El presidente Herrera sólo respondió al cordial recibimiento, extendiendo las manos, en medio de una multitud eufórica, de haber conquistado, la vigencia de su gobierno.  - ¡Gracias¡. ¡Gracias compatriotas¡.- después de todo, el nuevo presidente de México, no tenía necesidad alguna de mostrar su carácter y subordinación a las leyes; bastaba las muestras de gratitud y lealtad, de cada uno de los soldados que se encontraba en la explanada del Palacio Nacional, para darse cuenta de que la situación estaba controlada. Era un día de fiesta, sin duda alguna, se había defendido la integridad de las leyes, del orden público, de las Bases Orgánicas de la República Mexicana; el pueblo había mostrado en aquellos ocho días, una verdadera revolución, no como la que encabezaba el Jefe de Armas de Jalisco que encabezaba una revuelta contra el expresidente Santa Anna, sino esta revuelta,  ciudadana y no militar, tan espontánea, tan original y a la vez, tan popular. Había que agradecer, la valentía de los magistrados de la Suprema Corte, del Ayuntamiento de la Ciudad de México y de algunos honrosos militares, como el de aquel Coronel, de nombre Martín Yáñez, quien cumpliendo con su lealtad a la Constitución, había sido algunos de los militares, que habían contribuido en la entrega pacifica del Palacio.

Las escoltas de aquella procesión democrática del gobierno constitucional del general Herrera, entraron a cada oficina del Palacio Nacional, para arrestar al general Canalizo, así como a cada uno de los cómplices del golpe de Estado que se había hecho al Congreso- ¡Era un día de fiesta para recordar por siempre, aquel 6 de diciembre de 1844. Fecha en que el pueblo de México, cansado de tanto sufrimiento, en búsqueda y defensa de sus libertades publicas, de su patriotismo, valor, decisión y disciplina; había logrado la defensa de la Constitución y de las leyes, sin haber derramado ni una gota de sangre. ¡No lo olviden¡. ¡Ningún muerto costo el triunfo de los principios, por encima de los intereses¡

Y mientras eso corría en el Palacio Nacional, ya fuera de la Ciudad de México, en aquel carruaje corriendo a todo galope, viajaba el ahora ex ministro Manuel Crescencio Rejón; pensando en lo que había ocurrido en la ciudad, había que contactar a Santa Anna para explicarle lo que había pasado, pero mientras tanto, había que seguir pensando en aquella idea, que le obsesionaba en aquellos ratos de soledad como los que estaba en ese momento experimentando.

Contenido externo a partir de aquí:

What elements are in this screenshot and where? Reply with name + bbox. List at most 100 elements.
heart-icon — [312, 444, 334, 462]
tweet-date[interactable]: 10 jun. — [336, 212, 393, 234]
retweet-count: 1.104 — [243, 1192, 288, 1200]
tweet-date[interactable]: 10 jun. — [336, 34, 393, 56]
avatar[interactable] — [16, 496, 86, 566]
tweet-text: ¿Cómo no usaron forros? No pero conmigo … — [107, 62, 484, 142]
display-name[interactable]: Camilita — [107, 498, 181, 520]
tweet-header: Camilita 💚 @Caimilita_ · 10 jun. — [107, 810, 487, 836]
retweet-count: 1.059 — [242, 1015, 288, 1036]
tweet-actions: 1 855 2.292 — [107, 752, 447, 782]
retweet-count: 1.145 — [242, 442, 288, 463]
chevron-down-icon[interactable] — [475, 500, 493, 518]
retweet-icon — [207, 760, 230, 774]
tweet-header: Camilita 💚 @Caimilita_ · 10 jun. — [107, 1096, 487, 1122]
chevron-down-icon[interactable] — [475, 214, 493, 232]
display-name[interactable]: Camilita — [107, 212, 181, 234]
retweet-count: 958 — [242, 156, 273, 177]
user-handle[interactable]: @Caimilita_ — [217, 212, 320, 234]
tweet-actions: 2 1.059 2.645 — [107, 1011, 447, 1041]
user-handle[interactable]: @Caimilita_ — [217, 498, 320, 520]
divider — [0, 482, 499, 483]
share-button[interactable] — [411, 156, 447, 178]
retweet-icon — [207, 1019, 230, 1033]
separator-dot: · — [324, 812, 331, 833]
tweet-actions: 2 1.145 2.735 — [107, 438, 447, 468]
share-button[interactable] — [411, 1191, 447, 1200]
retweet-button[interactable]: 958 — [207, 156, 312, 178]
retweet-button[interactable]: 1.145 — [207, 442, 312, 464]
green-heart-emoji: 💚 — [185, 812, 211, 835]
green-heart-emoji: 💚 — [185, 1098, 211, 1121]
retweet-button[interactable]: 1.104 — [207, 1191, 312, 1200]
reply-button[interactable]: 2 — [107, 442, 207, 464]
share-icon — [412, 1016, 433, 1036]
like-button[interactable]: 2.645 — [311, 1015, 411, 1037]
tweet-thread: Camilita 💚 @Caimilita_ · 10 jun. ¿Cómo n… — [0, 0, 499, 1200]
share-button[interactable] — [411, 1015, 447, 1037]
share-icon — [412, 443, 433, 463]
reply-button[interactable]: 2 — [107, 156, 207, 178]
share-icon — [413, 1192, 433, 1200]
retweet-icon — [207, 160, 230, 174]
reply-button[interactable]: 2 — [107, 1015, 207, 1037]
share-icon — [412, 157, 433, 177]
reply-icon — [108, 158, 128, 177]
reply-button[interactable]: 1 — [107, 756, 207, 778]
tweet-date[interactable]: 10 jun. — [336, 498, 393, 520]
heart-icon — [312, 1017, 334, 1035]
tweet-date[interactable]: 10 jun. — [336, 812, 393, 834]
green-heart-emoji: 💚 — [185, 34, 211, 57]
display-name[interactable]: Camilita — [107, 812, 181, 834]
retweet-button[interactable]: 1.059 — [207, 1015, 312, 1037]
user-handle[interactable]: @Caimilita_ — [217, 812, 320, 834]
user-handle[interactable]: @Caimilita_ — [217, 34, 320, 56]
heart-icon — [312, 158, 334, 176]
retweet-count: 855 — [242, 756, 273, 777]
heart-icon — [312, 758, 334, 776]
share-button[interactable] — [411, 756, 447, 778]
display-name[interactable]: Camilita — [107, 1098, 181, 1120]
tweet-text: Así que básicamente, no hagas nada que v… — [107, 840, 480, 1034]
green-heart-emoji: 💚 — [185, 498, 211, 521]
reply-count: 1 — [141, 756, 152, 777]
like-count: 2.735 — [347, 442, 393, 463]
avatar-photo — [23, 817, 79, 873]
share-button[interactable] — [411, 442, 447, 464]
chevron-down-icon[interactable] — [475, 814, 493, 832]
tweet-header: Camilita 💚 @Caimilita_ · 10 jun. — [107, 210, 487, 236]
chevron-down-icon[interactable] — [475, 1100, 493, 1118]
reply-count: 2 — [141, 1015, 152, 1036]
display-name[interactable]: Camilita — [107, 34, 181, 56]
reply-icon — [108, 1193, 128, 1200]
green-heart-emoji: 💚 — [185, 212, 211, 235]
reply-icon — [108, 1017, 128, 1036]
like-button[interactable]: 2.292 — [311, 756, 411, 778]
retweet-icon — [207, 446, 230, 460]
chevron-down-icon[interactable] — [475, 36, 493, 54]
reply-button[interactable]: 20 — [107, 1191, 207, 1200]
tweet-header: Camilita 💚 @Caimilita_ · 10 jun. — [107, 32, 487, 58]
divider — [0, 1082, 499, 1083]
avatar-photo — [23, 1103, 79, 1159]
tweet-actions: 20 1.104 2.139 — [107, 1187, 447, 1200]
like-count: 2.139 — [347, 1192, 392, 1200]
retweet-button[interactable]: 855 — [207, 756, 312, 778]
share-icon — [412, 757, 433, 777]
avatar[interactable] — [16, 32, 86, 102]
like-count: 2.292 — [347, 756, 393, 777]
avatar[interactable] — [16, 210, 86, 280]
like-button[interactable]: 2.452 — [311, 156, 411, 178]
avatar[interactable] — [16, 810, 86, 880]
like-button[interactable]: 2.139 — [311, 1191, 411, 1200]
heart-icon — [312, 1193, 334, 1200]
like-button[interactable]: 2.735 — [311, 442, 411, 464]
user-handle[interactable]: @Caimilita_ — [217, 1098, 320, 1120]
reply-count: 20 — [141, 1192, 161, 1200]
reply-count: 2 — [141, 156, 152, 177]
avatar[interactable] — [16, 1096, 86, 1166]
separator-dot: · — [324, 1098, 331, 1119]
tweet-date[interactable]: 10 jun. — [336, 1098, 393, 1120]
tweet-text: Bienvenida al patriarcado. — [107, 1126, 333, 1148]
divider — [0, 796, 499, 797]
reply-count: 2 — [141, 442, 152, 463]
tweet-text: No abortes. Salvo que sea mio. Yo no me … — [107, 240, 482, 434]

-       Nadie había entendido que el decreto que había elaborado, no disolvía al Congreso, sino únicamente, suspendía temporalmente sus funciones. Al parecer, nadie entendía ese concepto, válgame, ni los magistrados de la Corte. Sin embargo, ante los ojos de los demás, había sido el autor intelectual del golpe de Estado, del cual, sin quererlo, había propiciado esa revuelta popular, que ante las instancias constitucionales, no se había pronunciado ni por el gobierno de Santa Anna, ni por el insurrecto Paredes Arrillaga.

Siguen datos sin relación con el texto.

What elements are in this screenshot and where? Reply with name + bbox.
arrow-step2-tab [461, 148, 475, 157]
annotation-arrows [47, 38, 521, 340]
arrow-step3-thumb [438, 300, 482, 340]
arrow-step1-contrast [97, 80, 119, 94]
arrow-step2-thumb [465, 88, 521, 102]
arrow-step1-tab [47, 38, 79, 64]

Había que hacer algo, buscar una forma de gobierno que garantizara la estabilidad del país, es decir la no alteración del orden público; encontrar  el equilibrio de poderes conforme a las necesidades de la idiosincrasia del pueblo mexicano; evitar en el futuro mayores crisis como las que se vivía; ¿pero que había que hacer?. ¿Qué nueva constitución se tenía que legislar?, ¿Qué forma de gobierno se tenía que crear para evitar lo que en ocho días había pasado?, pero sobre todo, lo que año con año, ocurría en el país de la revuelta, el desorden, del relajo.

Entonces Crescencio Rejón, leyó los apuntes que había alcanzado a rescatar de su oficina en el Palacio Nacional. No solamente se había salvado de su arresto, sino que también, había conservado los escritos que tarde o temprano, difundiría ante la comunidad política y académica.

- El habeas corpus mexicano, o simplemente: ¡amparo¡.